Jakarta, Pahami.id –
Pesta Nasdem mendesak DPR untuk meminta penjelasan lebih lanjut Pengadilan konstitusional (MK) Tentang keputusan untuk memisahkan skema pemilihan. Pengadilan sebelumnya telah memutuskan bahwa implementasi pemilihan nasional dan regional telah diberikan istirahat.
“Partai NASDEM meminta DPR untuk mencari klarifikasi dari Mahkamah Konstitusi dan mengekang cara Mahkamah Konstitusional memahami norma -norma konstitusional dalam menyatakan pernyataan mereka yang melekat pada hakim mereka,” kata anggota dewan tinggi NASDEM Moerdijat berkelanjutan pada hari Senin (6/30).
Rerie, yang juga wakil ketua MPR, mengatakan bahwa keputusan Mahkamah Konstitusi telah melanggar Konstitusi 1945 karena bertentangan dengan paragraf 22e (1) dari Konstitusi 1945 yang menyatakan bahwa pemilihan diadakan setiap 5 tahun.
Situasi ini, katanya, memiliki potensi untuk menyebabkan krisis dan bahkan kebuntuan konstitusional karena dapat melanggar Konstitusi. Oleh karena itu, ia mempertimbangkan keputusan Mahkamah Konstitusi untuk tidak memiliki otoritas yang mengikat.
Selain itu, NASDEM menilai bahwa Mahkamah Konstitusi dalam kapasitasnya sebagai wali konstitusi tidak berwenang untuk mengubah norma -norma Konstitusi. Sehingga keputusan Mahkamah Konstitusi sehubungan dengan transisi kepala regional dan DPRD di atas periode pemilihan 5 tahun tidak konstitusional.
“Mahkamah Konstitusi telah menjadi anggota parlemen negatif yang bukan kekuatan dalam sistem hukum Demokrat dan tidak melaksanakan metode membaca moral dalam menafsirkan hukum dan konstitusi,” katanya.
“Mahkamah Konstitusi tunduk pada batas -batas kebebasan yudisial dan tidak memiliki kekuatan untuk menentukan norma -norma baru, apalagi memutuskan untuk mengubah norma -norma Konstitusi Konstitusi 1945. Dengan keputusan ini, Mahkamah Konstitusi membuat orang -orang pencurian rakyat,” tambahnya.
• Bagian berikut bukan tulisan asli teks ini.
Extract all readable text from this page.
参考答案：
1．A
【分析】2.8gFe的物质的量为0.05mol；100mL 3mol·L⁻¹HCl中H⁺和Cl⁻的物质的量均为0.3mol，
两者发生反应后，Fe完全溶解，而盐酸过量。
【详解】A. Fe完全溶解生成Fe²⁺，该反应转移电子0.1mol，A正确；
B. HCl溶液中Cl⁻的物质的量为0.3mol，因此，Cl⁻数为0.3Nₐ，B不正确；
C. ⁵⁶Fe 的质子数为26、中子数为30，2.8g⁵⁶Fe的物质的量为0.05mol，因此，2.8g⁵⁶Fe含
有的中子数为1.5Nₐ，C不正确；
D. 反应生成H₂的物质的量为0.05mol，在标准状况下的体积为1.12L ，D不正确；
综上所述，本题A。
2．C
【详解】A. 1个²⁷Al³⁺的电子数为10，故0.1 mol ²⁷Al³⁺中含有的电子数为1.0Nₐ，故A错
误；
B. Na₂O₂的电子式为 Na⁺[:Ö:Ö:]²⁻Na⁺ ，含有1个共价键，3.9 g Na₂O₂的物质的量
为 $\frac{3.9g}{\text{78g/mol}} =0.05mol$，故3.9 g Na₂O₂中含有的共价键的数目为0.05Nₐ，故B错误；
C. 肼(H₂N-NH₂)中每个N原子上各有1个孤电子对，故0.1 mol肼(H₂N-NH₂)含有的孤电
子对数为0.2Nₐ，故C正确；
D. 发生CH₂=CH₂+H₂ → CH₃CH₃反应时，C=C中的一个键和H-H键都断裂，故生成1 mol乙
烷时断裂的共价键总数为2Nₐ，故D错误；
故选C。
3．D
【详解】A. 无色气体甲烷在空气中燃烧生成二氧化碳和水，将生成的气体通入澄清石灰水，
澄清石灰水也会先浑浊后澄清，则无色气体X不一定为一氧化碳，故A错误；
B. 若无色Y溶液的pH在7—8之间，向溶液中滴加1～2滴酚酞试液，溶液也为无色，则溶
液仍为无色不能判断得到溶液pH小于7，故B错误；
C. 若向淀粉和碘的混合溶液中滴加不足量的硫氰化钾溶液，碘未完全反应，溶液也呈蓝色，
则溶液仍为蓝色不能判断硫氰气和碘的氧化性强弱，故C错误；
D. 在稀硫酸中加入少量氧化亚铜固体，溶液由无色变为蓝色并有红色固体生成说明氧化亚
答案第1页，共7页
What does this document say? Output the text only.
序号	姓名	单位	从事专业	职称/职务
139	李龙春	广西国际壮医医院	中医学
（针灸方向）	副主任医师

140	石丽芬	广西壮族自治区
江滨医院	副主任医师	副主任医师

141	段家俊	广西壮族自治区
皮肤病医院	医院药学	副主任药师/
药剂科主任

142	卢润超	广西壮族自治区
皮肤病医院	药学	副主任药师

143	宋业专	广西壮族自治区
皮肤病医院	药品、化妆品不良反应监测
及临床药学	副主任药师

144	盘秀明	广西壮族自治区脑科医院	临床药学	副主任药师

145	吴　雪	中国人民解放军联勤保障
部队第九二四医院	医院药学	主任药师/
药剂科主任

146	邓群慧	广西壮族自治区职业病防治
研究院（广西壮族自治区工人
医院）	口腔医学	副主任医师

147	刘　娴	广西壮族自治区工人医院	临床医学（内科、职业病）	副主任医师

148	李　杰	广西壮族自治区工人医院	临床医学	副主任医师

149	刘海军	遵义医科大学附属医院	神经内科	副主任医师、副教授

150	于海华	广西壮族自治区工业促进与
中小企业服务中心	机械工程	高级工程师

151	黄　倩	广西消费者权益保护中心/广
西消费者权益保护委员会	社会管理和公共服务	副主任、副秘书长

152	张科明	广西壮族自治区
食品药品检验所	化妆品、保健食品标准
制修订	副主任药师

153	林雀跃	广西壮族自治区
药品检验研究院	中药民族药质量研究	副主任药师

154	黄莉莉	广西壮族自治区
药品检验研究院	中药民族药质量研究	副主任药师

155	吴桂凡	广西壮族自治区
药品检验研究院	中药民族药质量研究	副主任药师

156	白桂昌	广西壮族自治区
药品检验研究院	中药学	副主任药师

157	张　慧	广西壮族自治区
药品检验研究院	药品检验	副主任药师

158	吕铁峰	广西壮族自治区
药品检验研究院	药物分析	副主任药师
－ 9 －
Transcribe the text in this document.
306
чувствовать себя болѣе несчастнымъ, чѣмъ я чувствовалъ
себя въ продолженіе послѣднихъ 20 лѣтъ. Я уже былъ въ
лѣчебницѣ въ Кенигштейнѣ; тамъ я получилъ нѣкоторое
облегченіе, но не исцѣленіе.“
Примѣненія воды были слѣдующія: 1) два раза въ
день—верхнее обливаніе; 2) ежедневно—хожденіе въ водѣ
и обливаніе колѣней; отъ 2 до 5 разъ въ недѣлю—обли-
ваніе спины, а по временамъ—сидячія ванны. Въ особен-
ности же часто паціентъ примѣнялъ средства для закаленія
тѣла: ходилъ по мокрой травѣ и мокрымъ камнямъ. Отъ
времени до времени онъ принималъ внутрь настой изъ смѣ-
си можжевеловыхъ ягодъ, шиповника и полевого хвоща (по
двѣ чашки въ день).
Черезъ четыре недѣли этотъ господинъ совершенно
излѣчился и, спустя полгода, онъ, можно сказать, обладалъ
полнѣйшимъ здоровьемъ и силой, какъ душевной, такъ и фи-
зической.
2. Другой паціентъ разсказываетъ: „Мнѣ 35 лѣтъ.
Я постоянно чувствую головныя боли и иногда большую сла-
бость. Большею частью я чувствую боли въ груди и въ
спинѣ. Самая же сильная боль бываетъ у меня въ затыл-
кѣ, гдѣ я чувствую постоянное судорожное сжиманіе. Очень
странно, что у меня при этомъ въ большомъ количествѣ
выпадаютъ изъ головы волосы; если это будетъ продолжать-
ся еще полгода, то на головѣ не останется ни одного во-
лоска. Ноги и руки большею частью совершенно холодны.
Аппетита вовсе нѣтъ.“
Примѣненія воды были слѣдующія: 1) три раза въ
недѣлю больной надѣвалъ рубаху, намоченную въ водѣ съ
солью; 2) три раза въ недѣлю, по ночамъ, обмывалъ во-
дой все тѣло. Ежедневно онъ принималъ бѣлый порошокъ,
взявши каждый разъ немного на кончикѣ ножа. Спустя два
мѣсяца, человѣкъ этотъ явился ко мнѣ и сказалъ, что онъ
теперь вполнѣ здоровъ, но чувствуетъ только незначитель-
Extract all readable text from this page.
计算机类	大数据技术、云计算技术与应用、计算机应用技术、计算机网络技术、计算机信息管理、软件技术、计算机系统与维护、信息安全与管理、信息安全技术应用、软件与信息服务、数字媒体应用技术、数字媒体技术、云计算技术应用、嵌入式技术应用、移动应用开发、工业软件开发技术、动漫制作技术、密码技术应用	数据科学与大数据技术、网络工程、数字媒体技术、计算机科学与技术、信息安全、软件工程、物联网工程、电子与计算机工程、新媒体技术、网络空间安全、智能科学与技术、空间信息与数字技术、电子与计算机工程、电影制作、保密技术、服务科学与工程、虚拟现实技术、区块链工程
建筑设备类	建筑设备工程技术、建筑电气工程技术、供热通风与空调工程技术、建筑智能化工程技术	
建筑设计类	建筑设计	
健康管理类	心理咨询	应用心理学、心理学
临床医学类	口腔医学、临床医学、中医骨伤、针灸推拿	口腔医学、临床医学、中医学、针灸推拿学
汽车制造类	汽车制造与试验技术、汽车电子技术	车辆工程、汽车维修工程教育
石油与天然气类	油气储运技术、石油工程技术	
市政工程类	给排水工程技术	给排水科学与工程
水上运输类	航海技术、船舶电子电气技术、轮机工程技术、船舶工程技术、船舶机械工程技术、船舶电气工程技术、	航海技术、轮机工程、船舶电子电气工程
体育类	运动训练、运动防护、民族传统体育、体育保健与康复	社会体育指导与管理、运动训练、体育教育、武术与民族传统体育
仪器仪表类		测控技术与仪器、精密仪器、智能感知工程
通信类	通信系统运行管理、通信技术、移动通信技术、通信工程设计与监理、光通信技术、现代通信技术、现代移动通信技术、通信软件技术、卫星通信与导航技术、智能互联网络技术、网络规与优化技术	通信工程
Pengadilan sebelumnya telah memutuskan bahwa implementasi pemilihan nasional dan regional dipisahkan oleh maksimal 2 tahun atau maksimum 2 tahun dan 6 bulan.
Pemilihan negara itu termasuk pemilihan anggota DPR, DPD, dan presiden dan wakil presiden, sementara pemilihan regional termasuk pemilihan anggota DPRD regional, distrik/DPRD, serta para pemimpin dan perwakilan perwakilan regional.
“Mengingat permintaan pemohon untuk divisi tersebut,” kata Ketua Hakim Suhartoyo untuk membaca hasil 135/PUU-XXII/2024 di Pengadilan MK, Jakarta, Kamis (6/26).
Mahkamah Konstitusi menyatakan bahwa Pasal 167 paragraf (3) hukum nomor 7 tahun 2017 tentang pemilihan umum bertentangan dengan konstitusi Republik Indonesia (UUD NRI) tahun 1945 dan tidak memiliki otoritas hukum bersyarat.